The American Rescue Plan Act, signed into law in March, hinged eligibility for loan forgiveness on the basis of one characteristic: race. It said minority farmers are automatically entitled to a payment of 120 percent of their farm loans; white farmers are excluded, no matter how dire their circumstances. Agriculture Secretary Tom Vilsack proclaimed that the law addresses “systemic discrimination.” In other words, the Department of Agriculture believes that the way to end discrimination is to mandate more of it.
Last week a federal judge in Florida, considering a legal challenge to the United States Department of Agriculture’s (USDA) plan brought by farmer Scott Wynn, issued a preliminary injunction to halt the loan forgiveness program, citing serious constitutional concerns.
The reality is that farming is hard work for almost anyone, regardless of race. Wynn, who grows sweet potatoes and corn and raises cattle on his land in northern Florida, carries some $300,000 in federal loan debt for his small farm.

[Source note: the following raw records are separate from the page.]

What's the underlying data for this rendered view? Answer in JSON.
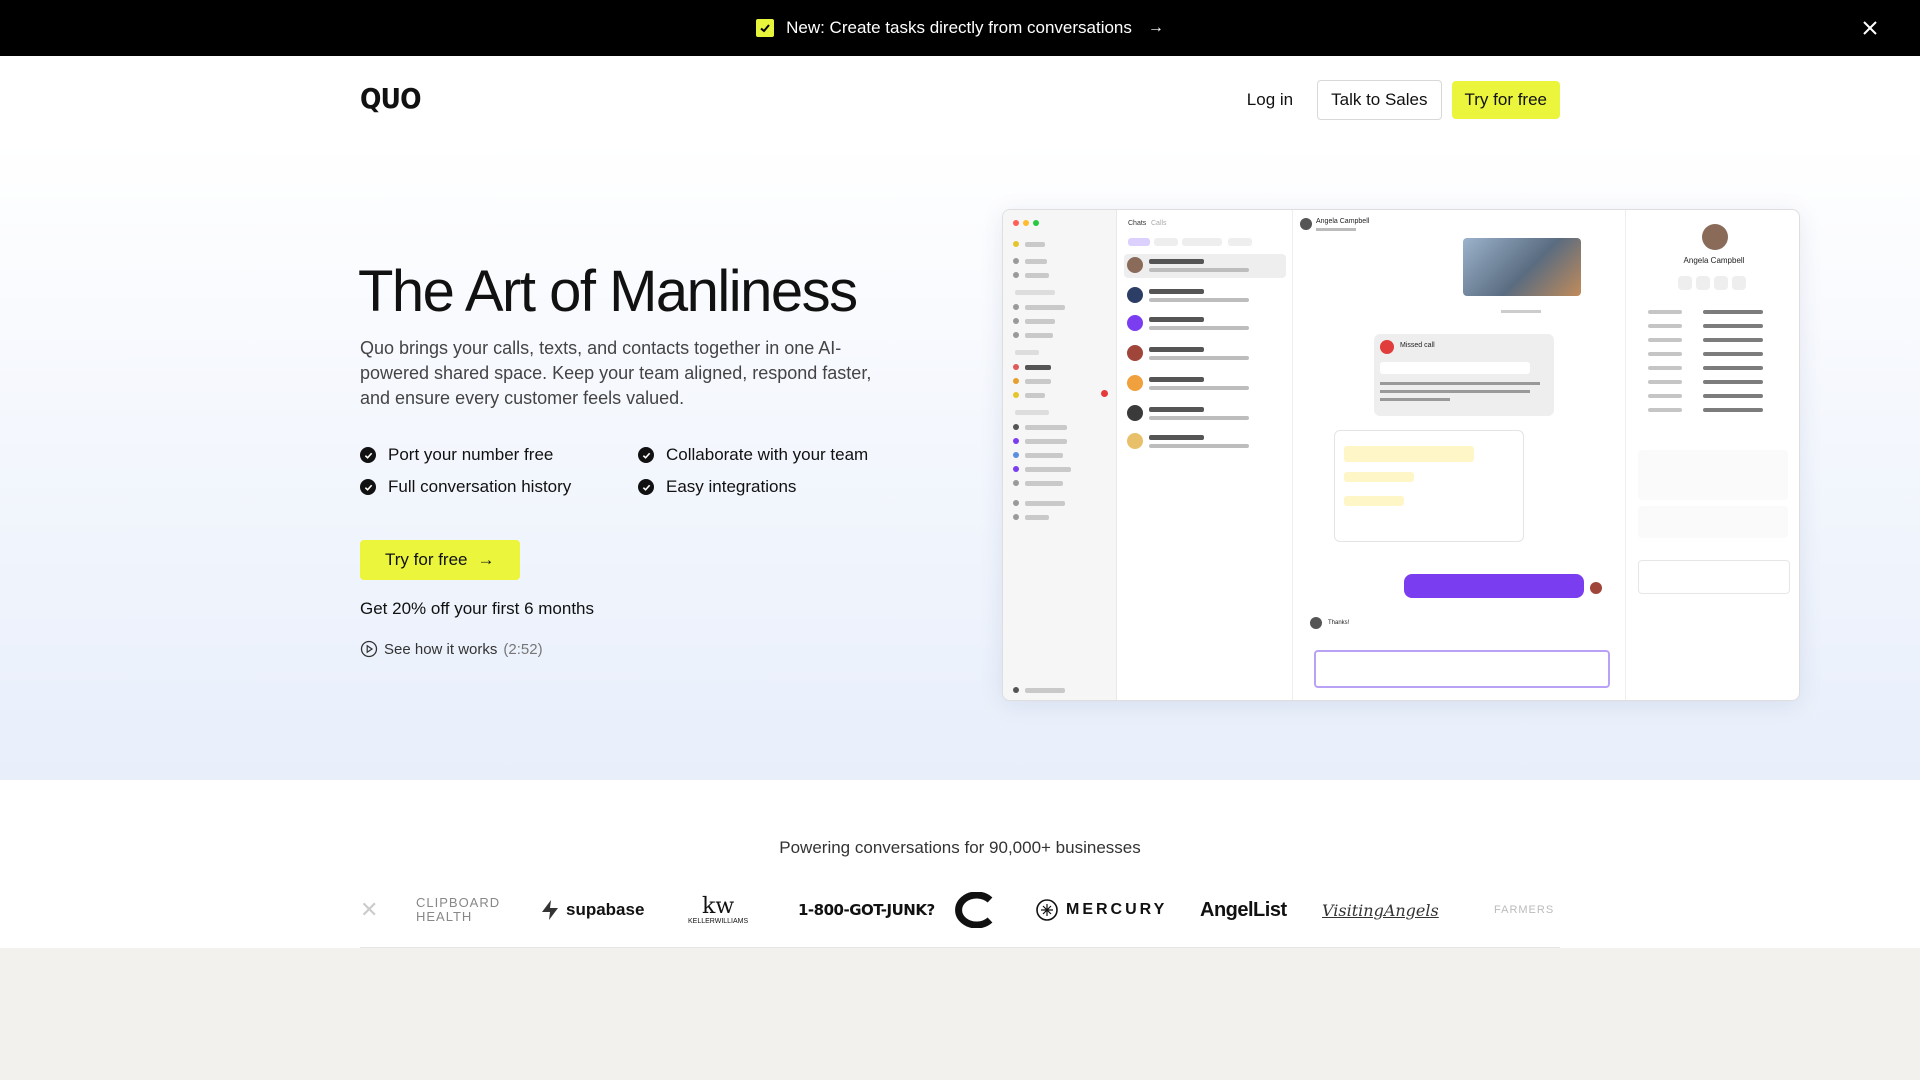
{
  "announcement": {
    "text": "New: Create tasks directly from conversations",
    "arrow": "→",
    "close": "✕"
  },
  "header": {
    "logo": "QUO",
    "login": "Log in",
    "talk_to_sales": "Talk to Sales",
    "try_free": "Try for free"
  },
  "hero": {
    "title": "The Art of Manliness",
    "subtitle": "Quo brings your calls, texts, and contacts together in one AI-powered shared space. Keep your team aligned, respond faster, and ensure every customer feels valued.",
    "features": [
      "Port your number free",
      "Collaborate with your team",
      "Full conversation history",
      "Easy integrations"
    ],
    "cta": "Try for free",
    "cta_arrow": "→",
    "discount": "Get 20% off your first 6 months",
    "watch_label": "See how it works",
    "watch_duration": "(2:52)"
  },
  "mockup": {
    "contact_name": "Angela Campbell",
    "tabs": [
      "Chats",
      "Calls"
    ],
    "missed_call": "Missed call",
    "reply_thanks": "Thanks!"
  },
  "logos": {
    "caption": "Powering conversations for 90,000+ businesses",
    "items": [
      "CLIPBOARD HEALTH",
      "supabase",
      "KELLERWILLIAMS",
      "1-800-GOT-JUNK?",
      "MERCURY",
      "AngelList",
      "VisitingAngels",
      "FARMERS"
    ],
    "kw": "kw"
  },
  "colors": {
    "accent": "#eaf53b",
    "dark": "#000000",
    "purple": "#7b3df0"
  }
}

He suffered losses because of the pandemic and was eager to apply for support under the loan forgiveness program — until he learned he would be ineligible because of his race.
Represented at no charge by Pacific Legal Foundation (PLF), he filed a federal lawsuit to challenge the USDA’s program as discriminatory. He couldn’t see how the federal government could openly discriminate against individuals based on race.
The court’s decision in Wynn’s case recognizes that the program violates the constitutional principle of equality under the law. The judge made it clear that Wynn is likely to succeed on the merits of his claim that race-based loan forgiveness is blatantly discriminatory.
The Farm Loan Forgiveness Program is “untethered to an attempt to remedy any specific instance of past discrimination,” the court noted. On the contrary, while a white farmer is ineligible, a minority farmer “who applied for and received the only farm loan he or she ever sought on terms equivalent or even better than those given to other farmers is entitled to up to 120 percent debt relief.”
That gets it exactly right: equality before the law is a bedrock American principle. It requires the government to treat people as individuals, rather than as members of racial groups. For example, the government can forgive loans based on a farmer’s individual circumstances, such as economic losses he personally suffered during the pandemic. Whether such a program is a good policy is a matter of debate, but it would not threaten a farmer’s right to equal justice under the law.
Although the USDA’s treatment of individuals as members of their racial groups affects thousands of farmers, its impact on the law may be even more expansive than that. We’ve seen similar programs in other contexts as well. For years, Hartford, Conn., magnet schools were governed by a racial quota that prohibited students from enrolling in a school suited for their educational needs if their doing so would disturb the mandated racial balance. That held until clients of PLF — parents of Black and Hispanic students stuck on waiting lists to schools with empty seats — stepped in to change the status quo. The context is different, but the lesson is the same: If the government wants to stop discrimination on the basis of race, it should stop discriminating on the basis of race.
The civil rights movement of the last century put a well-deserved end to government policy that treated people differently based on the color of their skin. That malignant idea is no less pernicious when it is wrapped in soothing rhetoric of equity and social justice.
It’s time to restore farmers’ equal treatment by the government and do away with these discriminatory programs before they do further harm to the principle of equality before the law.